Galileo expressed his support of the Polish astronomer Copernicus who developed a cosmology with the sun at the center, the Earth rotating about a polar axis, and the Earth and planets circling the sun. Basically this is what we know of the solar system today.

 Galileo shared some of these ideas and expressed views on the Bible in a letter to the Grand Duchess of Tuscany in 1615. In that letter Galileo wrote:  “I think in the first place that it is very pious to say and prudent to affirm that the Holy Bible can never speak untruth—whenever its true meaning is understood.”

Later this letter was used against him in his first Church trial and censure. The Roman Catholic tribunal directed Galileo to stop teaching the Copernican cosmology and forbid him even to discuss it.

In 1632, Galileo completed his Dialogue Concerning the Two Chief World Systems—Ptolemaic & Copernican. In this work he presented the arguments for and against the Copernican (solar centric) cosmology and the Aristotelian and Ptolemaic (geocentric) cosmology. 

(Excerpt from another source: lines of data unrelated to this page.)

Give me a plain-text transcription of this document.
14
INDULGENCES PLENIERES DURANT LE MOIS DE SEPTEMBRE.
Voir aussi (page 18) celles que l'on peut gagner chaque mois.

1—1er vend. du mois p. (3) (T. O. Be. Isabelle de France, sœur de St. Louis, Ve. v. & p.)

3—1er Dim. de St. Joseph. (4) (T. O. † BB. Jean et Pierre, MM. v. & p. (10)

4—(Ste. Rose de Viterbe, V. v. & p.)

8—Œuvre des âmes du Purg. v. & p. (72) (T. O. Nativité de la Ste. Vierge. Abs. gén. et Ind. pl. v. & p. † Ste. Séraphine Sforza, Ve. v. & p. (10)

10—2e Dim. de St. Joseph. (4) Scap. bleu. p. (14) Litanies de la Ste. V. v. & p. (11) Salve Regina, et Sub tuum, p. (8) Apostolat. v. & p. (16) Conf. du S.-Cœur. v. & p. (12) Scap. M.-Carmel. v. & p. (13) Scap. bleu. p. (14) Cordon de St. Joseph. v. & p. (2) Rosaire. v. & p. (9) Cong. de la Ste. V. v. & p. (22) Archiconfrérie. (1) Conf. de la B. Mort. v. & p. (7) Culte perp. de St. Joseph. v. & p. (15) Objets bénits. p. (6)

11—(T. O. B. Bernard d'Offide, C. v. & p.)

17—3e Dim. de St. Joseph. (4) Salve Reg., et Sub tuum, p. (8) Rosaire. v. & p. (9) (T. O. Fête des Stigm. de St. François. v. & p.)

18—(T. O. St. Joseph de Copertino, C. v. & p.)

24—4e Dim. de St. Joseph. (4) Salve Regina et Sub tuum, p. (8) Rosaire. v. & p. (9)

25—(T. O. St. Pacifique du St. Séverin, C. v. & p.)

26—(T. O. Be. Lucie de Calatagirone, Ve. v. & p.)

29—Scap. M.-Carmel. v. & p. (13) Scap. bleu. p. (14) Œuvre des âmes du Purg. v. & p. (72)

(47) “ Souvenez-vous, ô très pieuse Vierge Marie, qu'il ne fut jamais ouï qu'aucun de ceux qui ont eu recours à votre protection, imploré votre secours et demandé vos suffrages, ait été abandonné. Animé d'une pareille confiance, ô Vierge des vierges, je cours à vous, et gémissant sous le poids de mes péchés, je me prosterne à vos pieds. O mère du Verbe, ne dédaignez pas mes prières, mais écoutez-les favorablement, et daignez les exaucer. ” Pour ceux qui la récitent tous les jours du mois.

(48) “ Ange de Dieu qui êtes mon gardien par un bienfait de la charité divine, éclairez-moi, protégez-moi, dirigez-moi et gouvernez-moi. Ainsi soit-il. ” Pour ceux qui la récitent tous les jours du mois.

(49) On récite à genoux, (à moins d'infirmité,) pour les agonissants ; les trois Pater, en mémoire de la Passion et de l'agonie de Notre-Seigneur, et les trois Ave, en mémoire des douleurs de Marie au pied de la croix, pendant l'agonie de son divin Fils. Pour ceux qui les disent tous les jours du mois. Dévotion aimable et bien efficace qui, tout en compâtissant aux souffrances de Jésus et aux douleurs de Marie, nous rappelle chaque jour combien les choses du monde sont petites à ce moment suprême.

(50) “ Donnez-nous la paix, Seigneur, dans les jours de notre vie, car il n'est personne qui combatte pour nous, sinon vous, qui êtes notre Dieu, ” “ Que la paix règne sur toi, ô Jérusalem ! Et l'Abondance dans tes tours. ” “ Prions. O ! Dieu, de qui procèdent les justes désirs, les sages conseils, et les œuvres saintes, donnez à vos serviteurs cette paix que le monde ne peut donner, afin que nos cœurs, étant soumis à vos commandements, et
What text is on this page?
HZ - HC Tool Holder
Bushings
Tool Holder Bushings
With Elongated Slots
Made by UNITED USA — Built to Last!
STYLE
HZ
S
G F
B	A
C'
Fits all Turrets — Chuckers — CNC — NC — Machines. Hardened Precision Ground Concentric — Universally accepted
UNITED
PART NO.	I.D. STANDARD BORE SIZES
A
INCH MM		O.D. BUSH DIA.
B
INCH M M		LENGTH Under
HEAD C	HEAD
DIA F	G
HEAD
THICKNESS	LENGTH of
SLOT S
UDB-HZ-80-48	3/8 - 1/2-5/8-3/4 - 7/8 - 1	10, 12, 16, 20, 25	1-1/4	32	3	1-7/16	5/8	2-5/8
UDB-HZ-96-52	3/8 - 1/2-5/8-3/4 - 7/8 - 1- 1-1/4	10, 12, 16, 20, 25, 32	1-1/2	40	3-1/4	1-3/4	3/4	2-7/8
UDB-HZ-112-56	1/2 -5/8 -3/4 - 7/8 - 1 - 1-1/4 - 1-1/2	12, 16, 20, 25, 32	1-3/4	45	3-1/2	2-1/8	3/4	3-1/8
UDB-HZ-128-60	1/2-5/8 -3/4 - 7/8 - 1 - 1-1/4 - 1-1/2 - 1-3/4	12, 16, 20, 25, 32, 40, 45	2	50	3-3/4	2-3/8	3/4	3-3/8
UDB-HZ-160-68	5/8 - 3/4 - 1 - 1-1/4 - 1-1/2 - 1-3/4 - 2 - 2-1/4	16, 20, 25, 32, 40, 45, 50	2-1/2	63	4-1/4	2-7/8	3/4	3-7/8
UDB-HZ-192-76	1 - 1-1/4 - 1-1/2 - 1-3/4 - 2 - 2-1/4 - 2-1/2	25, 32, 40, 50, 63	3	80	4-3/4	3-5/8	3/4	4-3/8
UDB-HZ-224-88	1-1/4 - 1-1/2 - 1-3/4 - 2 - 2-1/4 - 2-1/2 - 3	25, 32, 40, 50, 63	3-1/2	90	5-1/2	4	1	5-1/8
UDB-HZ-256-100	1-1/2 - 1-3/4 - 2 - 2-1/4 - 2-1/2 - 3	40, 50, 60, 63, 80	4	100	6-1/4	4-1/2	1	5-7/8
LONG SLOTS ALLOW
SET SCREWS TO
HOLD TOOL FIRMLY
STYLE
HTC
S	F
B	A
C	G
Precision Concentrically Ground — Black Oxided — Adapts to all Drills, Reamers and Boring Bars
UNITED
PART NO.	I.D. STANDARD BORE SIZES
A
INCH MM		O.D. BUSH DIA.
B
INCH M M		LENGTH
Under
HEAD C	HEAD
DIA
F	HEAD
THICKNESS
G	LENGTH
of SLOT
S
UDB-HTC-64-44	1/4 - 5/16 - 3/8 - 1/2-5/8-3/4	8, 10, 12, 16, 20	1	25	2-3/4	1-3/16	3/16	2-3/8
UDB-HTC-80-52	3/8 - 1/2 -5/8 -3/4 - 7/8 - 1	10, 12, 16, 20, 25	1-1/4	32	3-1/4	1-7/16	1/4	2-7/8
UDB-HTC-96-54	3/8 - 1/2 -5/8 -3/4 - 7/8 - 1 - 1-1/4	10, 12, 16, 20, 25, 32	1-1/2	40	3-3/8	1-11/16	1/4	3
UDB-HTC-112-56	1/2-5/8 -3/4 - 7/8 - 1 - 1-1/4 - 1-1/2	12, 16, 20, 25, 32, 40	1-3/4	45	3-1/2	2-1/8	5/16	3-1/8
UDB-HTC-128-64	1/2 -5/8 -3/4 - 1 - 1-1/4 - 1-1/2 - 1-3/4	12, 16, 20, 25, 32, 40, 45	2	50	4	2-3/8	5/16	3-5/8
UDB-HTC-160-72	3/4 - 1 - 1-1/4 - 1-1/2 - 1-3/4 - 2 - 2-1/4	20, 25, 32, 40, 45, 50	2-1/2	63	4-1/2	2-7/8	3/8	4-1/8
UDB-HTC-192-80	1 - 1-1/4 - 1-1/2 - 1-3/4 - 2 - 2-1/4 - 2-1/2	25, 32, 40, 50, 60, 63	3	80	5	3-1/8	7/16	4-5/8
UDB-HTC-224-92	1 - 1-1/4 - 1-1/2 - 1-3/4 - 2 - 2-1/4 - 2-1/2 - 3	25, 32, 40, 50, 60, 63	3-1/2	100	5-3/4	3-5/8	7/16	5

Galileo warned the Church hierarchs and theologians about the long-term effects of denying scientifically verified data. He wrote: 
"Take note, theologians, that in your desire to make matters of faith out of propositions relating to the fixity of sun and Earth you run the risk of eventually having to condemn as heretics those who would declare the Earth to stand still and the sun to change position--eventually, I say, at such a time as it might be physically or logically proved that the Earth moves and the sun stands still."

The Roman Catholic Church did not heed Galileo's warning and about 350 years after Galileo, the Vatican issued an apology.